= Nacional (cocoa bean) =

Variety of cocoa bean

The Nacional, also known as fine aroma cacao and referred in Spanish as fino de aroma. It is a rare variety of cocoa bean native to the regions of South America, including Ecuador and Peru. The Ecuadorian Nacional cacao traces its genetic lineage back as far as 5,500 years.

== History ==
The Ecuadorian Nacional cocoa traces its genetic lineage as far back as 5,500 years, to the earliest-known cacao trees domesticated by humanity.

During the 18th and 19th centuries, Nacional cacao was regarded by many European chocolatiers as the most coveted source of cacao in the world, prized for its distinctive floral aroma and complex flavor profile. This period marked the golden era of Ecuadorian cacao. However, this prosperity came to an abrupt end in 1916, when an outbreak of witches’ broom disease devastated Nacional cacao throughout the country.

Following the disease outbreak, germplasm from foreign cacao varieties was introduced beginning in the 1930s, leading to widespread hybridization of Ecuadorian cacao. By the early of the 21st century, most experts believed that the pure Nacional genotype no longer existed.

Today, pure National genotypes are extremely rare, as most remaining varieties have been interbred with other cocoa types.

In 2009, Ecuador's agricultural research institute, the Instituto Nacional de Investigaciones Agropecuarias (INIAP), collected DNA samples from cacao trees throughout Ecuador. Of the 11,000 samples tested, only six trees were confirmed to be 100% genetically pure Nacional cacao, representing just 0.05% of the trees analyzed.
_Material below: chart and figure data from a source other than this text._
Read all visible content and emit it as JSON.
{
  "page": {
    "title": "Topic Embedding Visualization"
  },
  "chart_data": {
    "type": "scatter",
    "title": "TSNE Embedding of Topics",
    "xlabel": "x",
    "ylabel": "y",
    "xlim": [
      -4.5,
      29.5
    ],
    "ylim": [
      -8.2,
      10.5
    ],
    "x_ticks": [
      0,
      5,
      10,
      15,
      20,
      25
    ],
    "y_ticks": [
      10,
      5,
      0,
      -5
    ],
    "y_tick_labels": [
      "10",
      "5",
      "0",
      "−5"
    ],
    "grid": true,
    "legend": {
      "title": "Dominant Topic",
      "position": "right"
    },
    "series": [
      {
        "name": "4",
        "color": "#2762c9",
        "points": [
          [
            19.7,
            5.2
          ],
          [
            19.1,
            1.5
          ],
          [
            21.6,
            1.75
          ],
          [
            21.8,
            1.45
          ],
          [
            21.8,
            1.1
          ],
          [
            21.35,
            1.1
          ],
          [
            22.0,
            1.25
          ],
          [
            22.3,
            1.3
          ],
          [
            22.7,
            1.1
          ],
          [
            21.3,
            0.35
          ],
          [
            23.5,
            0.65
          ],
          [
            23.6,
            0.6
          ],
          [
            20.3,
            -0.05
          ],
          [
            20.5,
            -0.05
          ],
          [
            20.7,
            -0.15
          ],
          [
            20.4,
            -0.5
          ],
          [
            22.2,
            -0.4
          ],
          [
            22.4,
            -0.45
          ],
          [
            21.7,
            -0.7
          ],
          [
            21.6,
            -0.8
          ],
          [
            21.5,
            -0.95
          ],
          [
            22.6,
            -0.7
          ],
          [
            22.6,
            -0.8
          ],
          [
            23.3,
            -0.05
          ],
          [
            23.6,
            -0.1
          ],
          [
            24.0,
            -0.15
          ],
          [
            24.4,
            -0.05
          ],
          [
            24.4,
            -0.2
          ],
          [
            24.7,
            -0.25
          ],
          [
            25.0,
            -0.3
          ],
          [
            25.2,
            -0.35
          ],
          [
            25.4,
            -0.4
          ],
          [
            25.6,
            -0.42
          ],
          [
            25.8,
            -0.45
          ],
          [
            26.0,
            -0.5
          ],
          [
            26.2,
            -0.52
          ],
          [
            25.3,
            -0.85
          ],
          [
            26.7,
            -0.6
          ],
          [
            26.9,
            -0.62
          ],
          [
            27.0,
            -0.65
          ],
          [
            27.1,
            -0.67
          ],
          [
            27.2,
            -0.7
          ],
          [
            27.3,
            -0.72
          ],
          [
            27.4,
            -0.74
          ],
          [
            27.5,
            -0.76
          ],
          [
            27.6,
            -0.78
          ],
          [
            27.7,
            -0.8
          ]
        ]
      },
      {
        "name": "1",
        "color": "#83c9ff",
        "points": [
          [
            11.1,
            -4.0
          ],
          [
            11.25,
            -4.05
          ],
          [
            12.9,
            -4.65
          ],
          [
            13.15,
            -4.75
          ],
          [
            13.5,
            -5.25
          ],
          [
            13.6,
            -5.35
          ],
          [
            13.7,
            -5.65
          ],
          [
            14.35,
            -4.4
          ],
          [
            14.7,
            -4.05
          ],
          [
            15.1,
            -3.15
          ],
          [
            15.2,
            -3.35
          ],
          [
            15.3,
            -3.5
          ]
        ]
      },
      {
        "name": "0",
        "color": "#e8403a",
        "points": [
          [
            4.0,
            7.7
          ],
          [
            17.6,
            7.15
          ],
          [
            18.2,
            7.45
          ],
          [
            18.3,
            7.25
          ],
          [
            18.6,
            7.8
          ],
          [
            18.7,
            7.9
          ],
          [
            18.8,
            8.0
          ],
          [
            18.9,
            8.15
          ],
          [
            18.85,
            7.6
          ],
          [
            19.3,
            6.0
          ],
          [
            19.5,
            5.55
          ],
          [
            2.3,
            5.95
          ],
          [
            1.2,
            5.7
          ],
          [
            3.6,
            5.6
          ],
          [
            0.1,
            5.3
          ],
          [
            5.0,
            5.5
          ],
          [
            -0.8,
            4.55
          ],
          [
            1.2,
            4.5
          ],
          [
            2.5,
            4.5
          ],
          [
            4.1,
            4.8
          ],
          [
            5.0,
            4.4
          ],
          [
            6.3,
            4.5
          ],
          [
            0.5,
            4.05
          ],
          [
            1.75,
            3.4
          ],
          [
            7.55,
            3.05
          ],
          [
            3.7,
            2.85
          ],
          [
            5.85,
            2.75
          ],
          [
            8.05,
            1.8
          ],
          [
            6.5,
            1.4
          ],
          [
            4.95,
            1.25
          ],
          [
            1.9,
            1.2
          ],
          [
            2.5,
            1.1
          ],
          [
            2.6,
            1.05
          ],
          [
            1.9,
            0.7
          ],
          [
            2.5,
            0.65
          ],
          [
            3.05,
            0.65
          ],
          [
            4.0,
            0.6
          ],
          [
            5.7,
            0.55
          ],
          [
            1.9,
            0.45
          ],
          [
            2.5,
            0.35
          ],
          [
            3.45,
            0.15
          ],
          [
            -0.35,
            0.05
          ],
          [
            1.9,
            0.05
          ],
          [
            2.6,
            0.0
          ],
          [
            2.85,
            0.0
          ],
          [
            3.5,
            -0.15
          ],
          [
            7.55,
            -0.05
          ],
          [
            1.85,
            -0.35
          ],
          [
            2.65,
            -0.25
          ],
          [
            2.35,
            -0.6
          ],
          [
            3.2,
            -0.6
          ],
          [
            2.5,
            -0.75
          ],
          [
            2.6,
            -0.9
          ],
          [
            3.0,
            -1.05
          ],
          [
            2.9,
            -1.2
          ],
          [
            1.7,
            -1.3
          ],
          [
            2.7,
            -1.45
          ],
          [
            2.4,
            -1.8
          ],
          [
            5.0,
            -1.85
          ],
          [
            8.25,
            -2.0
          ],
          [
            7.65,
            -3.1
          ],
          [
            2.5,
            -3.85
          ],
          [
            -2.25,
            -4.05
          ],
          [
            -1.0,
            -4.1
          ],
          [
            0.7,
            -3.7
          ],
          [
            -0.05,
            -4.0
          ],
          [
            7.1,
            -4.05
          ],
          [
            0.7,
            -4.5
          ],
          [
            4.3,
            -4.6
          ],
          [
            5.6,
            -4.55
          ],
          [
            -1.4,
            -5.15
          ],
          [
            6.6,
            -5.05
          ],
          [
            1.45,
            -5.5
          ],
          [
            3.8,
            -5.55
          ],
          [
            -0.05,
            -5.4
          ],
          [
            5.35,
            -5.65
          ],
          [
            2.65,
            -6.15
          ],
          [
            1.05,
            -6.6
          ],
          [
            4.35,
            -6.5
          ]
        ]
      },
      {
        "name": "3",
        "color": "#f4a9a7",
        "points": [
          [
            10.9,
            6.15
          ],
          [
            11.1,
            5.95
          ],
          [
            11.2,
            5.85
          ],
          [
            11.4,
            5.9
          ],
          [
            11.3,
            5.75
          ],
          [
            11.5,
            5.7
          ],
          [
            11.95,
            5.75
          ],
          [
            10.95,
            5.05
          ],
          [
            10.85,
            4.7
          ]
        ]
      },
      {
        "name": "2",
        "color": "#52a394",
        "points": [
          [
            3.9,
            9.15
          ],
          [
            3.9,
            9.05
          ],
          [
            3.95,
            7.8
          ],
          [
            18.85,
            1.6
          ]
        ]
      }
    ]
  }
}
In 2013, groves of 100–120 year old cocoa trees were discovered by To'ak Chocolate in the Piedra de Plata vally, located in the mountainous Arriba cacao-growing region of Manabi province, Ecuador. With support from the Heirloom Cacao Preservation fund (HCP), along with Freddy Amores (director of INIAP), and Dr. Lyndel Meinhardt of the USDA-ARS, DNA testing was conducted on a small sample of these trees. Of the sixteen mature trees tested, nine were confirmed to be genetically pure Nacional, increasing the total number of DNA-verified pure Nacional trees in Ecuador to fifteen.